POIROT alters nearly every Christie story it touched. The makers made wise choices and poor choices.

Sometimes these choices were necessary. Agatha Christie's first Poirot tale takes place at the time of World War One. Her last happens in the 1970s. Over that time period Poirot's society changes to reflect the times when Christie wrote her novels and stories, yet Poirot, already retired when he starts out, chugs along the same for nearly sixty years. To avoid this paradox, apart from a few episodes, all POIROTs take place in a glamorous 1930s milieu. And the series is better for it.

Many of the Poirot short stories are presented as a detective agency with Miss Lemon as his secretary and Poirot is nearly always aided by the loyal and game, if somewhat silly, Hastings (Hugh Frasier, whose delightful characterization owes more to P G Wodehouse than Christie). And nearly always, Inspector Japp is close at hand. Actually, readers of Christie know these things never really converged all at once in so many stories. Too, each story is placed within a framing device that rarely comes directly from Christie.

These are minor quibbles and detract in no way from my enjoyment of POIROT. In fact, in those later episodes where Hastings, Lemon and Japp disappear, I miss them.

And POIROT often gets things right. One of my favorite Poirot stories is the novel PERIL AT END HOUSE. This is also one of my favorite (if not my absolute favorite) POIROT episodes. In fact, I thoroughly enjoy some episodes that have cosmetic changes even when I am a fan of the stories.

But as the series progresses, especially as the hour episodes grow into movies, the TV writers get too big for their britches and make wholesale changes. Some of these are innocuous. Others are absurd, as when (no spoilers, now) the identity of the murderer is changed, or the reason for the murder. One has to keep an eye peeled for those episodes where the alterations are egregious.

And too often unnecassary social commentary is injected. I have a bias against social commentary in art, anyway. I don't need some dumb writer exploiting entertainment to palm off his half-baked political bugaboos on me. I have bugaboos of my own. When I ask a fellow writer what his story is about I expect him to say, "It's about this guy falsely accused of murder on the run from the police and the real killers." Not, "It's about the oppression of the drinking classes" or "It's about the decline of civilization." Christie's books were hardly ever political. She wanted as many readers as she could get regardless of politics. The series should've maintained that stance. I don't take well to political hectoring. Christie belongs to me as much as to them. Why should they have a poetic license to drive me away?

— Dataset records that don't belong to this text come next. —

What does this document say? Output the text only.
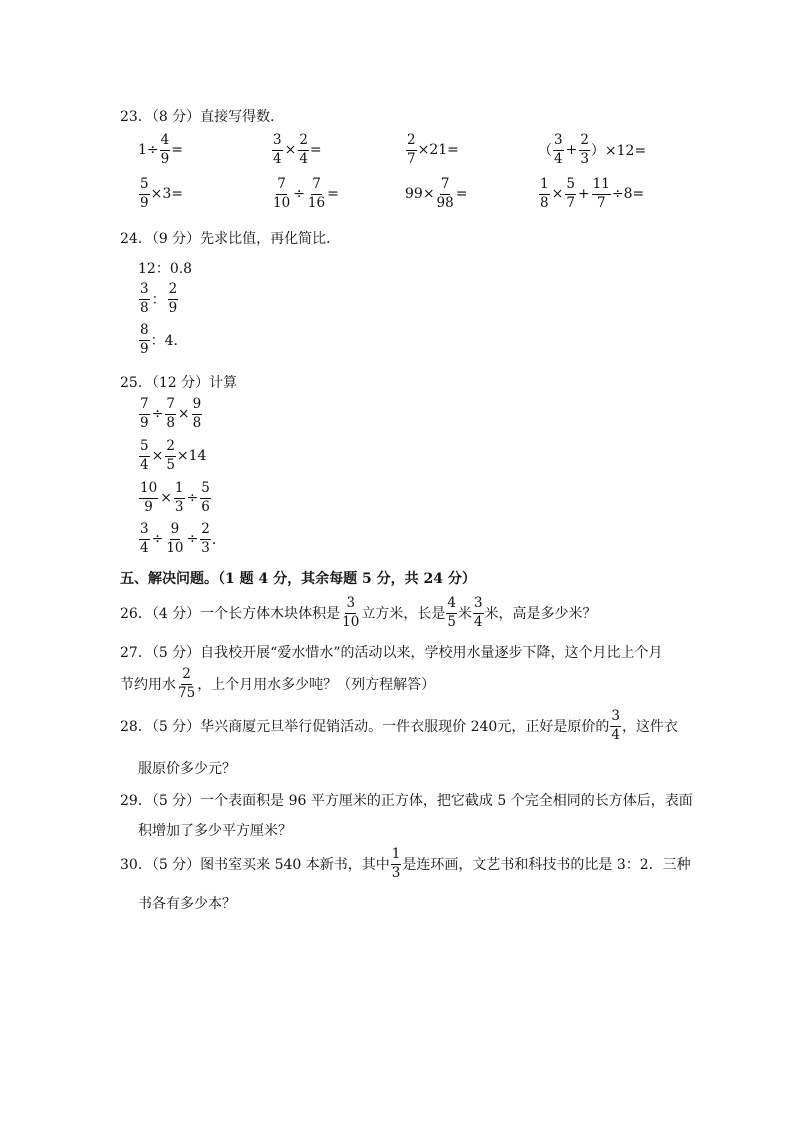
23．（8 分）直接写得数．
$1\div \frac{4}{9}$ =	$\frac{3}{4} \times \frac{2}{4}$ =	$\frac{2}{7} \times 21=$	（ $\frac{3}{4} + \frac{2}{3} )\times 12=$
$\frac{5}{9} \times 3=$	$\frac{7}{10} \div \frac{7}{16}$ =	$99\times \frac{7}{98}$ =	$\frac{1}{8} \times \frac{5}{7} + \frac{11}{7} \div 8=$
24．（9 分）先求比值，再化简比．
12：0.8
$\frac{3}{8}$ ： $\frac{2}{9}$
$\frac{8}{9}$ ：4．
25．（12 分）计算
$\frac{7}{9} \div \frac{7}{8} \times \frac{9}{8}$
$\frac{5}{4} \times \frac{2}{5} \times 14$
$\frac{10}{9} \times \frac{1}{3} \div \frac{5}{6}$
$\frac{3}{4} \div \frac{9}{10} \div \frac{2}{3}$ ．
五、解决问题。（1 题 4 分，其余每题 5 分，共 24 分）
26．（4 分）一个长方体木块体积是 $\frac{3}{10}$ 立方米，长是 $\frac{4}{5}$ 米 $\frac{3}{4}$ 米，高是多少米？
27．（5 分）自我校开展“爱水惜水”的活动以来，学校用水量逐步下降，这个月比上个月
节约用水 $\frac{2}{75}$ ，上个月用水多少吨？（列方程解答）
28．（5 分）华兴商厦元旦举行促销活动。一件衣服现价 240元，正好是原价的 $\frac{3}{4}$ ，这件衣
服原价多少元？
29．（5 分）一个表面积是 96 平方厘米的正方体，把它截成 5 个完全相同的长方体后，表面
积增加了多少平方厘米？
30．（5 分）图书室买来 540 本新书，其中 $\frac{1}{3}$ 是连环画，文艺书和科技书的比是 3：2．三种
书各有多少本？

They also coarsen stories, if stories of brutal murders can be coarsened. The otherwise excellent "Sad Cypress" had a bedroom scene tacked on. Why? And in one episode a stoning is included. It doesn't come from Christie. Why is it there? A reviewer in imdb criticizes Christie for it. Yes, if he'd done proper research he'd know he couldn't lay it at her door, but the problem should never have arisen.

I love Christie and I do love POIROT. Often, the series livens dry Q&A material. At other times it takes so many liberties Christie seems irrelevant. Overall, POIROT is a good series, well-acted. But it's not always Christie's Poirot, and it ruined some of my favorite Poirot novels in the transition. Tread warily.